Petty grievances usually mean muttering profanities under one’s breath. Or, if you’re a real societal drain, keying someone’s car. Rarely do they involve the systematic deposit of McDonald’s coffee cups on your rival’s lawn for three years running. But you read the headline, so you know it happened.
According to The Buffalo News, Edward and Cheryl Patton of Lake View, New York, had been perplexed by a mysterious litterer who would stop by their home at night and toss a used McCafé coffee cup on their property. The perpetrator stayed in their car, launching the cups out the vehicle’s window. Some of them came with cigarette butts, others napkins. One cup might be tossed, or several. It was as if someone’s coffee run was being weaponized as a tool for revenge.
Over time, the Pattons saved the evidence, which grew to 10 garbage bags full of 300 cups.
Attempts to identify the assailant were made, but to little effect. The Pattons couldn’t make out the car’s license plate on security cameras. Only the act was visible.
“I can actually see, like, his arm would come out the window and the cup would land on the lawn and bounce,” Edward Patton told the News.
Eventually, they enlisted the help of their neighbors, who agreed to keep watch. One of them spotted the suspicious car and followed it long enough to jot down the plate, which was turned over to local police.

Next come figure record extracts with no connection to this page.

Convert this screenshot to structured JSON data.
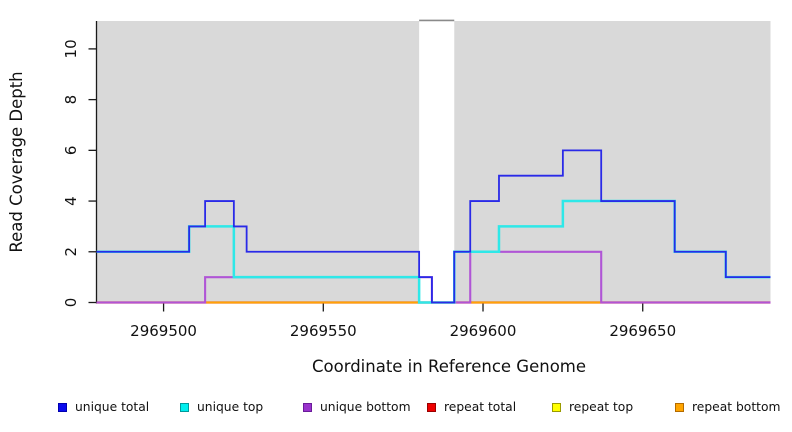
{
  "figure": {
    "xlabel": "Coordinate in Reference Genome",
    "ylabel": "Read Coverage Depth"
  },
  "chart_data": {
    "type": "line",
    "subtype": "step-coverage",
    "title": "",
    "xlabel": "Coordinate in Reference Genome",
    "ylabel": "Read Coverage Depth",
    "xlim": [
      2969479,
      2969690
    ],
    "ylim": [
      0,
      11.1
    ],
    "xticks": [
      2969500,
      2969550,
      2969600,
      2969650
    ],
    "yticks": [
      0,
      2,
      4,
      6,
      8,
      10
    ],
    "grid": false,
    "plot_background": "#d9d9d9",
    "no_data_gap": {
      "x_start": 2969580,
      "x_end": 2969591,
      "fill": "#ffffff",
      "top_border": "#8a8a8a"
    },
    "axis_color": "#1a1a1a",
    "series": [
      {
        "name": "repeat total",
        "color": "#e01a1a",
        "width": 2.2,
        "steps": [
          [
            2969479,
            0
          ],
          [
            2969690,
            0
          ]
        ]
      },
      {
        "name": "repeat top",
        "color": "#ffff00",
        "width": 2.0,
        "steps": [
          [
            2969479,
            0
          ],
          [
            2969690,
            0
          ]
        ]
      },
      {
        "name": "repeat bottom",
        "color": "#ffa305",
        "width": 1.9,
        "steps": [
          [
            2969479,
            0
          ],
          [
            2969690,
            0
          ]
        ]
      },
      {
        "name": "unique bottom",
        "color": "#b055d6",
        "width": 2.1,
        "steps": [
          [
            2969479,
            0
          ],
          [
            2969513,
            1
          ],
          [
            2969584,
            0
          ],
          [
            2969596,
            2
          ],
          [
            2969637,
            0
          ],
          [
            2969690,
            0
          ]
        ]
      },
      {
        "name": "unique top",
        "color": "#2ee8e8",
        "width": 2.5,
        "steps": [
          [
            2969479,
            2
          ],
          [
            2969508,
            3
          ],
          [
            2969522,
            1
          ],
          [
            2969580,
            0
          ],
          [
            2969591,
            2
          ],
          [
            2969605,
            3
          ],
          [
            2969625,
            4
          ],
          [
            2969660,
            2
          ],
          [
            2969676,
            1
          ],
          [
            2969690,
            1
          ]
        ]
      },
      {
        "name": "unique total",
        "color": "#2a2ae8",
        "width": 1.8,
        "steps": [
          [
            2969479,
            2
          ],
          [
            2969508,
            3
          ],
          [
            2969513,
            4
          ],
          [
            2969522,
            3
          ],
          [
            2969526,
            2
          ],
          [
            2969580,
            1
          ],
          [
            2969584,
            0
          ],
          [
            2969591,
            2
          ],
          [
            2969596,
            4
          ],
          [
            2969605,
            5
          ],
          [
            2969625,
            6
          ],
          [
            2969637,
            4
          ],
          [
            2969660,
            2
          ],
          [
            2969676,
            1
          ],
          [
            2969690,
            1
          ]
        ]
      }
    ],
    "legend": [
      {
        "label": "unique total",
        "color": "#0b0bee",
        "border": "#0000b0"
      },
      {
        "label": "unique top",
        "color": "#00eeee",
        "border": "#00999b"
      },
      {
        "label": "unique bottom",
        "color": "#9932cc",
        "border": "#6a1b9a"
      },
      {
        "label": "repeat total",
        "color": "#ee0000",
        "border": "#990000"
      },
      {
        "label": "repeat top",
        "color": "#ffff00",
        "border": "#9a9a00"
      },
      {
        "label": "repeat bottom",
        "color": "#ffa500",
        "border": "#b36b00"
      }
    ],
    "legend_position": "bottom"
  }
}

Police ran the plate and discovered it belonged to a man named Larry Pope. His connection? Pope was one of Cheryl’s former co-workers—a man whom, she said, appeared to dislike her owing to their disagreements over union activity. Officers parked nearby one evening hoping to catch Pope in the act, and they did.
Pope was ticketed for harassment as well as for throwing trash on a roadway. He later sent a letter of apology to the couple and reimbursed them roughly $2800 to cover the expenses they incurred in trying to catch him. In return, a judge agreed to dismiss the charges against Pope.
“I would like to apologize to Mr. and Mrs. Patton for my compulsive behavior of littering,” People wrote, according to Edward Patton. “I meant no harm. I'm very remorseful for any problems that I may have caused you or your family. I have learned a valuable lesson for my poor judgment.”
Despite his late-night actions, Pope’s coffee cups were almost always marked decaf.